We Are Witnessing Unusual Stock Market Behavior That Is Unlike Anything That We Have Seen Since 2008

Thursday, July 5, 2018
By Paul Martin

Michael Snyder
TheEconomicCollapseBlog.com
July 5, 2018

We have not seen Wall Street this jumpy since just before the great financial crisis of 2008. As I have explained so many times before, when the waters are calm and there is low volatility, markets tend to go up. And when the waters are choppy and volatility starts to spike, markets tend to go down. That is why the behavior that we have been witnessing from investors during the first two quarters of 2018 is so alarming. A high level of market turnover is often a sign of big trouble ahead, and according to Bloomberg our financial markets “are churning at the fastest rate since 2008″…

From junk bonds to emerging-market stocks, market turnover is through the roof, reaching multi-year highs. Within the S&P 500 Index, investors traded more than $2.9 trillion worth of shares in each of the past two quarters, a feat last achieved in early 2008.

Bloomberg is not prone to hyperbole, and so when they say that “market turnover is through the roof”, I hope that you will take that statement seriously.

We truly are facing a scenario that Wall Street has never seen before. The Wilshire 5000 stock index to nominal GDP ratio has been hovering near all-time highs, and what that tells us is that stock prices are more overvalued today than they have been at any other point in modern American history. Meanwhile, all sorts of red flags continue to indicate that big trouble is on the horizon, but most investors are ignoring those red flags.

But if you look closely, it is becoming clear that the most savvy investors are getting out while the getting is good. In a previous article, I explained that the “smart money” is getting out of stocks at a pace that we have not seen since just before the last financial crisis. Fortunately for them, the “dumb money” has been willing to buy what they are selling at these massively inflated prices.

We see a similar spike in the “churn rate” when we look at emerging markets. In fact, Bloomberg says that we have not seen this much volatility in emerging market stocks since the international financial crisis of 1998…

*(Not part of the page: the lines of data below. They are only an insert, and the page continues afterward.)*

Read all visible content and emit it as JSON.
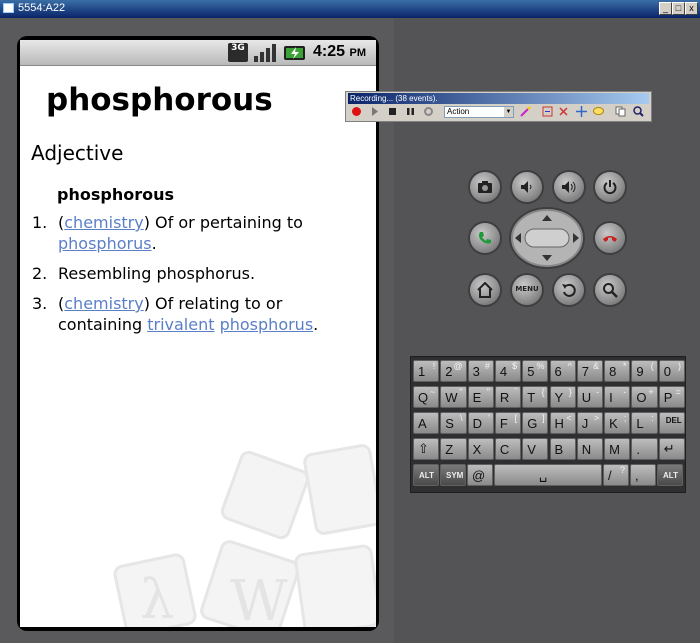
{
  "window": {
    "title": "5554:A22",
    "minimize": "_",
    "restore": "□",
    "close": "x"
  },
  "status_bar": {
    "network": "3G",
    "time": "4:25",
    "ampm": "PM"
  },
  "entry": {
    "word": "phosphorous",
    "part_of_speech": "Adjective",
    "headword": "phosphorous",
    "definitions": [
      {
        "num": "1.",
        "pre": "(",
        "link1": "chemistry",
        "mid": ") Of or pertaining to ",
        "link2": "phosphorus",
        "end": "."
      },
      {
        "num": "2.",
        "text": "Resembling phosphorus."
      },
      {
        "num": "3.",
        "pre": "(",
        "link1": "chemistry",
        "mid": ") Of relating to or containing ",
        "link2": "trivalent",
        "sp": " ",
        "link3": "phosphorus",
        "end": "."
      }
    ]
  },
  "recorder": {
    "title": "Recording... (38 events).",
    "action_select": "Action"
  },
  "controls": {
    "menu_label": "MENU"
  },
  "keyboard": {
    "row1": [
      [
        "1",
        "!"
      ],
      [
        "2",
        "@"
      ],
      [
        "3",
        "#"
      ],
      [
        "4",
        "$"
      ],
      [
        "5",
        "%"
      ],
      [
        "6",
        "^"
      ],
      [
        "7",
        "&"
      ],
      [
        "8",
        "*"
      ],
      [
        "9",
        "("
      ],
      [
        "0",
        ")"
      ]
    ],
    "row2": [
      [
        "Q",
        "~"
      ],
      [
        "W",
        "\""
      ],
      [
        "E",
        "\""
      ],
      [
        "R",
        "`"
      ],
      [
        "T",
        "{"
      ],
      [
        "Y",
        "}"
      ],
      [
        "U",
        "-"
      ],
      [
        "I",
        "-"
      ],
      [
        "O",
        "+"
      ],
      [
        "P",
        "="
      ]
    ],
    "row3": [
      [
        "A",
        ""
      ],
      [
        "S",
        "\\"
      ],
      [
        "D",
        "'"
      ],
      [
        "F",
        "["
      ],
      [
        "G",
        "]"
      ],
      [
        "H",
        "<"
      ],
      [
        "J",
        ">"
      ],
      [
        "K",
        ";"
      ],
      [
        "L",
        ":"
      ],
      [
        "DEL",
        ""
      ]
    ],
    "row4": [
      [
        "⇧",
        ""
      ],
      [
        "Z",
        ""
      ],
      [
        "X",
        ""
      ],
      [
        "C",
        ""
      ],
      [
        "V",
        ""
      ],
      [
        "B",
        ""
      ],
      [
        "N",
        ""
      ],
      [
        "M",
        ""
      ],
      [
        ".",
        ""
      ],
      [
        "↵",
        ""
      ]
    ],
    "row5": {
      "alt": "ALT",
      "sym": "SYM",
      "at": "@",
      "space": "␣",
      "slash": "/",
      "question": "?",
      "comma": ",",
      "alt2": "ALT"
    }
  },
  "colors": {
    "link": "#5b7fc7",
    "skin": "#545456",
    "titlebar": "#0a246a"
  }
}
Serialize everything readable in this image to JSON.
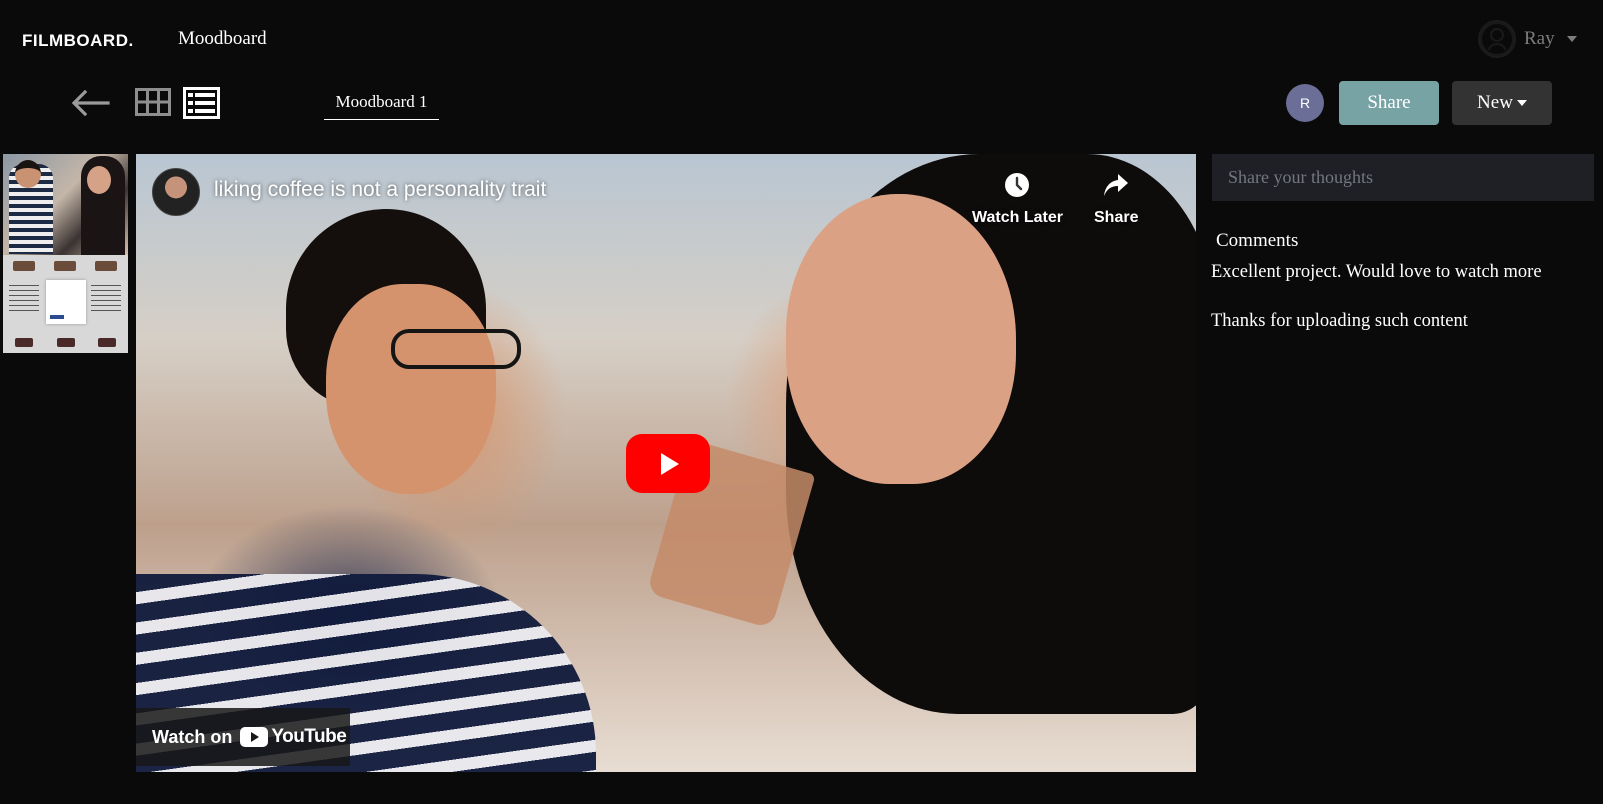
{
  "header": {
    "brand": "FILMBOARD.",
    "nav_title": "Moodboard",
    "user": {
      "name": "Ray",
      "icon": "user-outline-icon"
    }
  },
  "toolbar": {
    "back_icon": "arrow-left-icon",
    "grid_icon": "grid-view-icon",
    "list_icon": "list-view-icon",
    "active_tab": "Moodboard 1",
    "collaborator_initial": "R",
    "share_label": "Share",
    "new_label": "New",
    "colors": {
      "share": "#78a3a5",
      "new": "#333333",
      "avatar": "#6b6f97"
    }
  },
  "video": {
    "title": "liking coffee is not a personality trait",
    "watch_later_label": "Watch Later",
    "share_label": "Share",
    "watch_on_label": "Watch on",
    "youtube_label": "YouTube",
    "play_color": "#ff0000"
  },
  "sidebar": {
    "input_placeholder": "Share your thoughts",
    "comments_label": "Comments",
    "comments": [
      "Excellent project. Would love to watch more",
      "Thanks for uploading such content"
    ]
  }
}
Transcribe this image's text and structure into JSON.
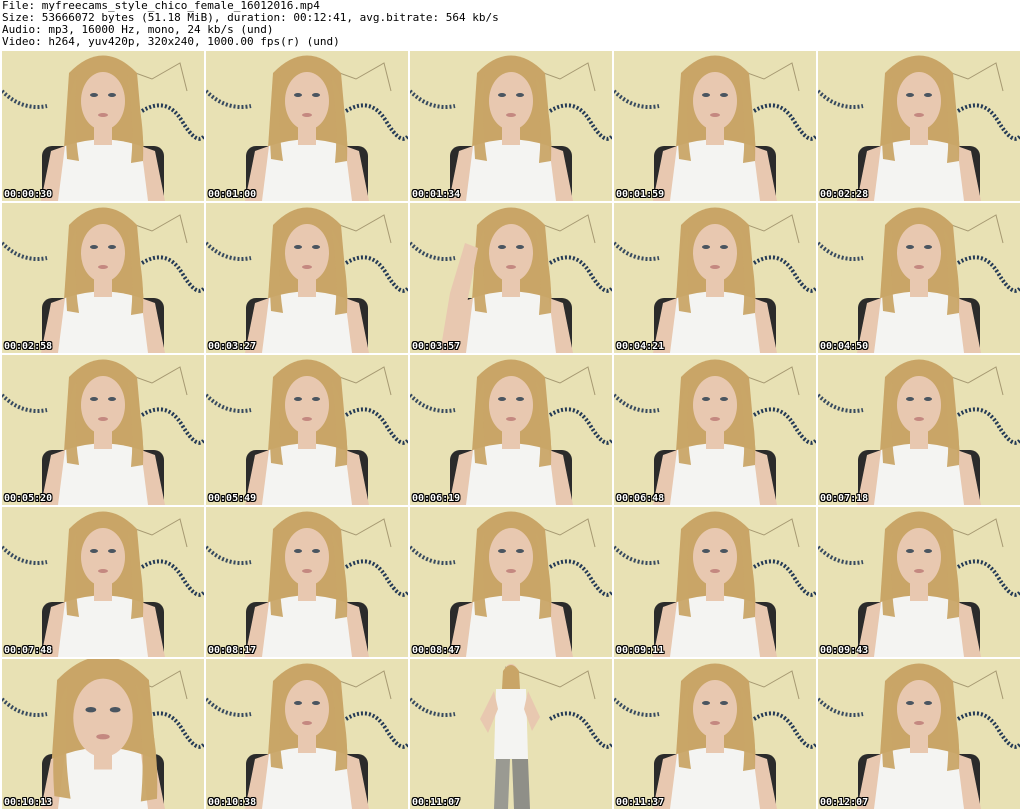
{
  "header": {
    "file_line": "File: myfreecams_style_chico_female_16012016.mp4",
    "size_line": "Size: 53666072 bytes (51.18 MiB), duration: 00:12:41, avg.bitrate: 564 kb/s",
    "audio_line": "Audio: mp3, 16000 Hz, mono, 24 kb/s (und)",
    "video_line": "Video: h264, yuv420p, 320x240, 1000.00 fps(r) (und)"
  },
  "thumbnails": [
    {
      "timestamp": "00:00:30",
      "pose": "seated"
    },
    {
      "timestamp": "00:01:00",
      "pose": "seated"
    },
    {
      "timestamp": "00:01:34",
      "pose": "seated"
    },
    {
      "timestamp": "00:01:59",
      "pose": "seated"
    },
    {
      "timestamp": "00:02:28",
      "pose": "seated"
    },
    {
      "timestamp": "00:02:58",
      "pose": "seated"
    },
    {
      "timestamp": "00:03:27",
      "pose": "seated"
    },
    {
      "timestamp": "00:03:57",
      "pose": "hand-raised"
    },
    {
      "timestamp": "00:04:21",
      "pose": "seated"
    },
    {
      "timestamp": "00:04:50",
      "pose": "seated"
    },
    {
      "timestamp": "00:05:20",
      "pose": "seated"
    },
    {
      "timestamp": "00:05:49",
      "pose": "seated"
    },
    {
      "timestamp": "00:06:19",
      "pose": "seated"
    },
    {
      "timestamp": "00:06:48",
      "pose": "seated"
    },
    {
      "timestamp": "00:07:18",
      "pose": "seated"
    },
    {
      "timestamp": "00:07:48",
      "pose": "seated"
    },
    {
      "timestamp": "00:08:17",
      "pose": "seated"
    },
    {
      "timestamp": "00:08:47",
      "pose": "seated"
    },
    {
      "timestamp": "00:09:11",
      "pose": "seated"
    },
    {
      "timestamp": "00:09:43",
      "pose": "seated"
    },
    {
      "timestamp": "00:10:13",
      "pose": "close-up"
    },
    {
      "timestamp": "00:10:38",
      "pose": "seated"
    },
    {
      "timestamp": "00:11:07",
      "pose": "standing"
    },
    {
      "timestamp": "00:11:37",
      "pose": "seated"
    },
    {
      "timestamp": "00:12:07",
      "pose": "seated"
    }
  ],
  "colors": {
    "wall": "#e6dfae",
    "hair": "#c9a567",
    "skin": "#e8c8b0",
    "shirt": "#f4f4f2",
    "chair": "#2b2b2b",
    "garland": "#243a55",
    "timestamp_text": "#ffffff"
  }
}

It’s a similar story for developing-nation assets at the mercy of a strengthening U.S. dollar and trade tensions. Volume on the MSCI Emerging Market index reached $1.9 trillion in the three months through June, the most since 1998 when a wave of currency devaluations and defaults ripped through emerging economies from Thailand to Russia.

As I mentioned a couple of days ago, global stocks lost approximately 10 trillion dollars in value during the first six months of 2018.

Just think about that.

10 trillion dollars is almost half of the U.S. national debt.

If global stocks continue to fall at a similar pace during the second half, it is only a matter of time before U.S. stocks get absolutely slammed.